At its core, mulch is simply any organic material spread over the top of your soil as a protective and nutrient-dense covering. Mulch ingredients may include a mix of bark, shredded or chipped wood, pine needles, grass clippings, shredded leaves, straw, compost, or even newspaper.

The type of mulch you choose will largely depend on your garden’s needs. For example, straw and hay are a popular picks in vegetable gardens, as they decompose very slowly and will last the entire growing season. Similarly useful, shredded leaves are a great mulch option and an ideal way to use up all that fallen foliage in your lawn. (If you’ll be using leaves as a garden mulch, shred them first by running the lawnmower over them before collecting). You can control or fix most soil condition issues with the right type of mulch, from the temperature and moisture of your soil to its pH levels.

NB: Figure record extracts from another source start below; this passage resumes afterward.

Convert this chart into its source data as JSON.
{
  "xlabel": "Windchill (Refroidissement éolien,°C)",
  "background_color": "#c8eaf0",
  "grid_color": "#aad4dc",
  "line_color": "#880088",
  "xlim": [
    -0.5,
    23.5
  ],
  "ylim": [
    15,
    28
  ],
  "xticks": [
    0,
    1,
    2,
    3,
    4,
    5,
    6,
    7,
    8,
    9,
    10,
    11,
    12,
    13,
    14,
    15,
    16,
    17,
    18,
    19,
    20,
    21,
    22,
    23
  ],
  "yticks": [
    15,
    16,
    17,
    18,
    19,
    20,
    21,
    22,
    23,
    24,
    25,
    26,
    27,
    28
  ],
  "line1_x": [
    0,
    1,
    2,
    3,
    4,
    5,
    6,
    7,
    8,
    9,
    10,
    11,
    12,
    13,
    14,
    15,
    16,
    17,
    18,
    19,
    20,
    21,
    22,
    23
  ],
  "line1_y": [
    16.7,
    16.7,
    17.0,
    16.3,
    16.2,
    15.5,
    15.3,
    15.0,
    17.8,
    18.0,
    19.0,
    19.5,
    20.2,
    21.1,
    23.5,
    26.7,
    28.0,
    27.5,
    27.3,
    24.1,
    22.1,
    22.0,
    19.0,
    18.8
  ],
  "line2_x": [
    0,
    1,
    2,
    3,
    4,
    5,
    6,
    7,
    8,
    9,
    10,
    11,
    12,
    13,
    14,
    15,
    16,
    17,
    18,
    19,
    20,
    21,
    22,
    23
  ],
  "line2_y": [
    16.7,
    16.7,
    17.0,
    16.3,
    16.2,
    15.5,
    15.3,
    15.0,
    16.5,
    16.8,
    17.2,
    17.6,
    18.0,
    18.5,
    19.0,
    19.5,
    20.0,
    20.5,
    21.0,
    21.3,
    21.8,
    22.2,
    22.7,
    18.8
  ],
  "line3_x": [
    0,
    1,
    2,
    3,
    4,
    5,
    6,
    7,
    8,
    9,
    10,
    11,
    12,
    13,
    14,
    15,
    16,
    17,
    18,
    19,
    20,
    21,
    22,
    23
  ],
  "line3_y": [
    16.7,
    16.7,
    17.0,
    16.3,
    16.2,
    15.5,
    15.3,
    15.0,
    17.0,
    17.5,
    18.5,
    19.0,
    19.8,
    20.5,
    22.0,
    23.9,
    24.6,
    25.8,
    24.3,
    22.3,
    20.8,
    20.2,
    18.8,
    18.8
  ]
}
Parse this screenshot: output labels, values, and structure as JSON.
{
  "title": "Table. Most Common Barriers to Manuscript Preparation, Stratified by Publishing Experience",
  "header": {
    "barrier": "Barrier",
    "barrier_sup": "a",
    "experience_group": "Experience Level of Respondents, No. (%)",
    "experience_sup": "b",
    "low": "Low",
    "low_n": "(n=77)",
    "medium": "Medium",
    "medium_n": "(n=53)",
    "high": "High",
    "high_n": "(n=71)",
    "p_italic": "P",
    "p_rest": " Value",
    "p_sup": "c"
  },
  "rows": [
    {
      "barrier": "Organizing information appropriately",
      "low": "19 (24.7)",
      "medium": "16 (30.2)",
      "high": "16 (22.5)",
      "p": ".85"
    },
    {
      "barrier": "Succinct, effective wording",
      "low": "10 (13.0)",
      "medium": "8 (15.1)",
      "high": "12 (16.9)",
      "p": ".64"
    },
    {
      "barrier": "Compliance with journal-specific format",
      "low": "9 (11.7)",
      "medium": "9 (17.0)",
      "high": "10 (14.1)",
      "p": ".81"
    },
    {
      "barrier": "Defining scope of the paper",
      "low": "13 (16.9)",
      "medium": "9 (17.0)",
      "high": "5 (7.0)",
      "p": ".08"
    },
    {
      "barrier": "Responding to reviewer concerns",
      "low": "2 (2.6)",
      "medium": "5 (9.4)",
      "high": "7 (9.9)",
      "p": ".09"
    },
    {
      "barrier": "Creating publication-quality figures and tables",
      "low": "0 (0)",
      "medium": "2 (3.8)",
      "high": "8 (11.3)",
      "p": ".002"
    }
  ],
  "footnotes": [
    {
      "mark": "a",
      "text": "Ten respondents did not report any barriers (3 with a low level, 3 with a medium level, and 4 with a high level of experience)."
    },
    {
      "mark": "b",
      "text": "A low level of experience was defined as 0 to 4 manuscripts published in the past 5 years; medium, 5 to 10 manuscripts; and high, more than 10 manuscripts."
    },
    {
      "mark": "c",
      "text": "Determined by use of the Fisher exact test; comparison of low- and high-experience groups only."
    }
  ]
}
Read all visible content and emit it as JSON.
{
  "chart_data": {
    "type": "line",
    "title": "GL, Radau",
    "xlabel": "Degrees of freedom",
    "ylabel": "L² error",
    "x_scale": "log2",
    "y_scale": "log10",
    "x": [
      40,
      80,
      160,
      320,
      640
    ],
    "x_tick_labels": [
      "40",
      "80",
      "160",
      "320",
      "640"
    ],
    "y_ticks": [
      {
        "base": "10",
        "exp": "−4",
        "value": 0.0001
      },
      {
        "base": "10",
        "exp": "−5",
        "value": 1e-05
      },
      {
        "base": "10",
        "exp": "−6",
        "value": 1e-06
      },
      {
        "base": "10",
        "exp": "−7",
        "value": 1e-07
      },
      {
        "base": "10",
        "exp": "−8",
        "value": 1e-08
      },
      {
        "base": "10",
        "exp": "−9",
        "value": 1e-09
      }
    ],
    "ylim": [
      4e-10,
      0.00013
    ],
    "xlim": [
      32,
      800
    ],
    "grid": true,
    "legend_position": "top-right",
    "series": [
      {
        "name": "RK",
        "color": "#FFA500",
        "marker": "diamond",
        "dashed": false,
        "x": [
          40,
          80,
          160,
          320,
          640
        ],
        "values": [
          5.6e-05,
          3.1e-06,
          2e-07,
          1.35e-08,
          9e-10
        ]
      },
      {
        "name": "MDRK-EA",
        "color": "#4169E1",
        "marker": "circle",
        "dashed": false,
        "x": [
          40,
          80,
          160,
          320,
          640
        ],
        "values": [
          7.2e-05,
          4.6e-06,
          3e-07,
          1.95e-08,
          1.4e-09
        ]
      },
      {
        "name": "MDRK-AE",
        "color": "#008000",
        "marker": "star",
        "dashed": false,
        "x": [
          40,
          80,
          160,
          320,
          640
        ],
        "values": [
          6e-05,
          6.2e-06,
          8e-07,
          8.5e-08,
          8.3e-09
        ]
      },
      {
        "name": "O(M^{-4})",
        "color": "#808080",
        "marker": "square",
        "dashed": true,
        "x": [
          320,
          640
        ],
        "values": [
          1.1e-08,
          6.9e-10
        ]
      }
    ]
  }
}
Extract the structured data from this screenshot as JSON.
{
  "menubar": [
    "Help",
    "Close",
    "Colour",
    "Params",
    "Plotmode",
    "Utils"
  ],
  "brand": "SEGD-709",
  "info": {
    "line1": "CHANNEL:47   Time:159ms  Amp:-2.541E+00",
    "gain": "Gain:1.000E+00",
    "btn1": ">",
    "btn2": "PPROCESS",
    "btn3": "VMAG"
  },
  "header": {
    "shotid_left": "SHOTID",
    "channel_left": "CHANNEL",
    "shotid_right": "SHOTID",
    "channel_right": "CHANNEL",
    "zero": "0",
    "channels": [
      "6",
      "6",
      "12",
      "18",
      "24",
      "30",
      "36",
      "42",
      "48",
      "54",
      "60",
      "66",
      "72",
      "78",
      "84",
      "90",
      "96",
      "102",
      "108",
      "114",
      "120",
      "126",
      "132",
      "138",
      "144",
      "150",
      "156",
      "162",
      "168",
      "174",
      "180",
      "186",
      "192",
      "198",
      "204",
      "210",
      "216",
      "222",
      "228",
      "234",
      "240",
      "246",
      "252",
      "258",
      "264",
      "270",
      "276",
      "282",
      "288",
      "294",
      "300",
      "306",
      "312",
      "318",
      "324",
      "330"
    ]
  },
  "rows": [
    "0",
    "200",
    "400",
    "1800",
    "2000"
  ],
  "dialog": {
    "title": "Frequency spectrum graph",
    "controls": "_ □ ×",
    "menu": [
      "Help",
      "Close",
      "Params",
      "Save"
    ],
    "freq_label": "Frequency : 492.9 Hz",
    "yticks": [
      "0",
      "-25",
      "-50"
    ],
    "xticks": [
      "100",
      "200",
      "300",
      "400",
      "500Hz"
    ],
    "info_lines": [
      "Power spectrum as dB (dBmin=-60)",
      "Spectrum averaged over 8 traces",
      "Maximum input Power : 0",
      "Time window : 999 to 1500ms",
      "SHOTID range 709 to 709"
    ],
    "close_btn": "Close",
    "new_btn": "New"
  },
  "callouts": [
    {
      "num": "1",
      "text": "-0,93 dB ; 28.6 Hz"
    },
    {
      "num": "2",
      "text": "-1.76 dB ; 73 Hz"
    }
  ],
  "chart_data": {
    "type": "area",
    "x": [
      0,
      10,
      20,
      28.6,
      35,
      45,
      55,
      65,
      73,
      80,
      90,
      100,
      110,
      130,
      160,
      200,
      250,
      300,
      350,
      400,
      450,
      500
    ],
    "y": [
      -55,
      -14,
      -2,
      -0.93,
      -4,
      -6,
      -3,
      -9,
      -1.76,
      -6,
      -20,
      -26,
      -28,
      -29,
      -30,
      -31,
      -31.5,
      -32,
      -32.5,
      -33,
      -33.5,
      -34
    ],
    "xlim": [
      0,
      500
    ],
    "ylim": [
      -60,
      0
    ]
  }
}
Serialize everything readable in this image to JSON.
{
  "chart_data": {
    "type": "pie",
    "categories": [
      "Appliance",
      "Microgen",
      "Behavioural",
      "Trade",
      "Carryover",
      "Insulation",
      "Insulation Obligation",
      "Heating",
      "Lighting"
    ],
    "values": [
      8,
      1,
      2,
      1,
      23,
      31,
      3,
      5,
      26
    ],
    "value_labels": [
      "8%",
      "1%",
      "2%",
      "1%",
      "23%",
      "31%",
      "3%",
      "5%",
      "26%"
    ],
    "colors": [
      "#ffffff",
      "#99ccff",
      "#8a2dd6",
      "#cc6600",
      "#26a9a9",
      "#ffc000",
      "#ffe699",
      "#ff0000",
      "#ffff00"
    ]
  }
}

Another option when it comes to mulching is “living mulch.” Synonymous with “green manure” and “cover crop,” a living mulch is just what it sounds like—live plants that are grown in a planting bed and take the place of a conventional mulch. To achieve a living mulch, broadcast their seed after rototilling.

There are several instances where your garden may benefit from a living mulch over a traditional organic matter mulch. For example, if you’re concerned that a large bed (typically a vegetable bed) might suffer from soil erosion throughout the winter, you could grow a crop of winter rye on top of it. The roots of the winter plants will help keep the soil in place as snow freezes and melts.

How Much Mulch Do I Need?

Applying the Mulch
As a rule of thumb, the best time to begin thinking about mulching your garden or landscape is after the first deep frost. By laying mulch at this time, you’ll ensure that the soil remains just around the level of freezing, allowing any remaining plants to go dormant without temps dropping so low that the plant succumbs to the elements.

To spread mulch, add numerous piles of your chosen material throughout your garden. Using your hands, spread the mulch evenly throughout your space, taking care to leave a bit of distance between the mulch and any stems or branches of remaining plants to help prevent rot. The final layer of mulching should be about three inches deep, so be sure not to underestimate the amount of mulch you’ll need.